The bench held that a person shall not be deprived of quota benefits if he or she decides to “reconvert” to Hinduism and adopts the caste of his forefathers just because he has a Christian spouse or was born to Christian parents. It further held that “There has been detailed study to indicate that the Scheduled Caste persons belonging to Hindu religion, who had embraced Christianity with some kind of hope or aspiration, have remained socially, educationally and economically backward.”

“I am taken aback by the verdict as it has opened the door for a particular ideology to impose its agenda,” Supreme Court lawyer Rebecca Mammen John told Firstpost.

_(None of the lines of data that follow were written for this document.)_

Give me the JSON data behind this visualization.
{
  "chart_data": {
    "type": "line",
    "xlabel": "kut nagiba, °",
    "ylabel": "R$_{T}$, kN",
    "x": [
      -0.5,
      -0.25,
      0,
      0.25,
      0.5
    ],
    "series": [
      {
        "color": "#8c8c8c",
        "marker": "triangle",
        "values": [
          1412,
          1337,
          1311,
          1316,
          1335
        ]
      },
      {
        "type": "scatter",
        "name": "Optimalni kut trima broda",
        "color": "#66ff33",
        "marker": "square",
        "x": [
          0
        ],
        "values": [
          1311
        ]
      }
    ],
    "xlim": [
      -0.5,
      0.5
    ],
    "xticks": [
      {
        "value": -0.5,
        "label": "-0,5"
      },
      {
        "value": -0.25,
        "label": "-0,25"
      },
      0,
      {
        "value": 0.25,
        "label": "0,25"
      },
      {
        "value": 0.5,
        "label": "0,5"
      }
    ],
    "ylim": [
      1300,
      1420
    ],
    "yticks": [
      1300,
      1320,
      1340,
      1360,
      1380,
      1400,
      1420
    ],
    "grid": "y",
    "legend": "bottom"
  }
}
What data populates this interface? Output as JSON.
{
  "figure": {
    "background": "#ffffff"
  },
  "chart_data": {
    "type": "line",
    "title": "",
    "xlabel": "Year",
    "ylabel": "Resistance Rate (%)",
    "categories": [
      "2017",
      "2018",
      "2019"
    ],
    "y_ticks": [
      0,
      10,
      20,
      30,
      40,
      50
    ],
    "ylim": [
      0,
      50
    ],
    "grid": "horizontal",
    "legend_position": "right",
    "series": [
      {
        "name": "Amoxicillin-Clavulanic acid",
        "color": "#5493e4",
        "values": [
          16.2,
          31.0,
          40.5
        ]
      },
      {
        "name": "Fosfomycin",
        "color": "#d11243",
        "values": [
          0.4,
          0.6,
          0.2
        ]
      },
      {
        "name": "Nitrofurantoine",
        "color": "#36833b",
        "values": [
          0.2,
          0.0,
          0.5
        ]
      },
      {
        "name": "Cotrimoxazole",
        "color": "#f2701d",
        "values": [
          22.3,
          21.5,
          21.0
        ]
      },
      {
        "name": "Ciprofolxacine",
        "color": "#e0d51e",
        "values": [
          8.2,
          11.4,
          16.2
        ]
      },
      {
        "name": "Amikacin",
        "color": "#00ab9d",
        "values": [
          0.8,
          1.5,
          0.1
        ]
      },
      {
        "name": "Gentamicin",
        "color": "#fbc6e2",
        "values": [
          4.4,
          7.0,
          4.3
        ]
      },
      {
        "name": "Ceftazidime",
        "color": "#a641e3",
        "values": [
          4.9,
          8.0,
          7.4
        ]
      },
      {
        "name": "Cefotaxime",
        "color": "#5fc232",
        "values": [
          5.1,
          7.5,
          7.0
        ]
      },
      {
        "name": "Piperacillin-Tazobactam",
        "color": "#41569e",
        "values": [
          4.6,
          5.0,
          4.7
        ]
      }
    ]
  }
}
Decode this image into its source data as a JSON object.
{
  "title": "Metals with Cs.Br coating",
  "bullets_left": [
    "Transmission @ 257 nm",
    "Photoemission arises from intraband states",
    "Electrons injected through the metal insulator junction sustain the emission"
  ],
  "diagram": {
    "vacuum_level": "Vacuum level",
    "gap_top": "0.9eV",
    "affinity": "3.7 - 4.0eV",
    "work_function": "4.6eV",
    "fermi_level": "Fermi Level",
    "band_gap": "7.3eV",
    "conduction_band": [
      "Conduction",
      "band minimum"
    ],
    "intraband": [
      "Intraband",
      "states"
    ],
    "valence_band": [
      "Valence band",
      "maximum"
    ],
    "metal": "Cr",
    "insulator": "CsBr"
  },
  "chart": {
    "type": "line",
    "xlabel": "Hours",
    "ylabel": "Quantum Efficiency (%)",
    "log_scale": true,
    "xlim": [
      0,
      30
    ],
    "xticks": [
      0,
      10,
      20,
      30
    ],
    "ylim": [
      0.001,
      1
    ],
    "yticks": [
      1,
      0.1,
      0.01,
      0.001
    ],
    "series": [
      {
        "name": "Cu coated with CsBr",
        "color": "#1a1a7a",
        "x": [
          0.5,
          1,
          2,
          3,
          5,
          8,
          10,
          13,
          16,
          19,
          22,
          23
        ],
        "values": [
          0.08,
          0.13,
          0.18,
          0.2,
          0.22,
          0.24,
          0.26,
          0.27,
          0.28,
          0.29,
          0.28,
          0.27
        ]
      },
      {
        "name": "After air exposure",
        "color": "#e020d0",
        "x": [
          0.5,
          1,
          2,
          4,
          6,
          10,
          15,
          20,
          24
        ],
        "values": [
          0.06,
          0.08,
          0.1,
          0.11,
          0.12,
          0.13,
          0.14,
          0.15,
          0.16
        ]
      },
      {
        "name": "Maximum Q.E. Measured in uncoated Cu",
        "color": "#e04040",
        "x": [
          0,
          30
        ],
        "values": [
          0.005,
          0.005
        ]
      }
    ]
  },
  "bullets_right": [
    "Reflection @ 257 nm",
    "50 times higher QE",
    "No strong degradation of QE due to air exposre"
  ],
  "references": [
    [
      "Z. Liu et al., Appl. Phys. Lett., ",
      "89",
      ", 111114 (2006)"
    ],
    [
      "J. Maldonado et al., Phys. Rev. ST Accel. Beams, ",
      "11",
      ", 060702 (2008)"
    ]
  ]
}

Suggesting the judiciary to be more careful while pronouncing judgement on controversial issues, she said, “Given the kind of politics being practiced these days in the country, the judiciary should be circumspect before such rulings.”

Briefly outlining the verdict, advocate Nitya Ramachandran, senior lawyer at the apex court, said, “The SC verdict has certified the fact that class and caste bias persist even after the conversion. All religious communities should seriously think over it to make the society free from all kind of discrimination.”

Asked if it will encourage right wing forces to go on rampage in the name of alleged forced conversion, she said, “Instead of doing so and considering the verdict as an approval of hate mongering programme, they (hardliner Hindutva groups) should feel ashamed that a section of their community is embracing other religion because of deep rooted discrimination.”

The VHP claimed the verdict “legitimised and stamped” their ‘Ghar Wapsi’ programme. “Pseudo secularists who were objecting to our campaign should now change their minds and start supporting us if they have faith in the judicial system of the country,” VHP national joint secretary Surendra Jain told Firstpost.

He also had answer to advocate Nitya’s suggestion. “If there is a problem in the Hindu community, its solution lies also within the community. Those who converted to Christianity are facing worst discrimination. Dalit Christians are not free to offer prayers in any church they want. They have separate churches and graveyards. They are fed up and want to return the Hindu fold. If we are facilitating their homecoming, what is wrong in this,” he added.

Responding to the verdict, John Dayal, secretary general of the All India Christian Council and member of National Integration Council, said, “Christian and Muslim communities cannot but be very disappointed with the Supreme Court’s two recent judgements — the one yesterday granting Scheduled Caste rights to Muslim and Dalit Christians who convert to Hinduism and the earlier one which referred to a Constitutional bench the demand that this group be given Scheduled Caste rights because they continue to suffer the infirmities and indignities in Indian society. The judgement also seems to legitimise ‘Ghar Wapsi’, while making it prohibitive and punitive for any Dalit to exercise his or her freedom of faith and convert to Islam or Christianity. Conversions to Buddhism and Sikhism do not invite this punishment.”

He said the entire question of caste and religion needs to be decided by a constitutional bench of the Supreme Court once and for all. “How can one religion be called a ‘Way of Life’ and not a religion, as in the Justice JS Verma ruling, and yet conversions to or from it invite such contradictory results. Leaving Hinduism means losing all rights, including reserved seats to legislatures and parliamentarians apart from quotas in jobs and education,” he observed.

Dalit Christians and Muslims had challenged this in a PIL before the apex court. That Article 341 [iii], which brought this about, was unconstitutional, he said.

The court has acknowledged there has been detailed study to indicate the Scheduled Caste persons belonging to Hindu religion, who had embraced Christianity with some kind of hope or aspiration, have remained socially, educationally and economically backward. “But the implication seems to be that this is a failure of the church to lift the status of such people, and not what several national commissions have found that it is inherent in the Indian social milieu,” he concluded.

Describing the SC verdict “unfortunate” in the sense that it “gives reservation benefits to only those who re-convert, not those who converted because of atrocities in Hinduism”, Samar Anarya of Asian Human Rights Commission said, “We demand reservation benefits to all Dalits irrespective of their religion.”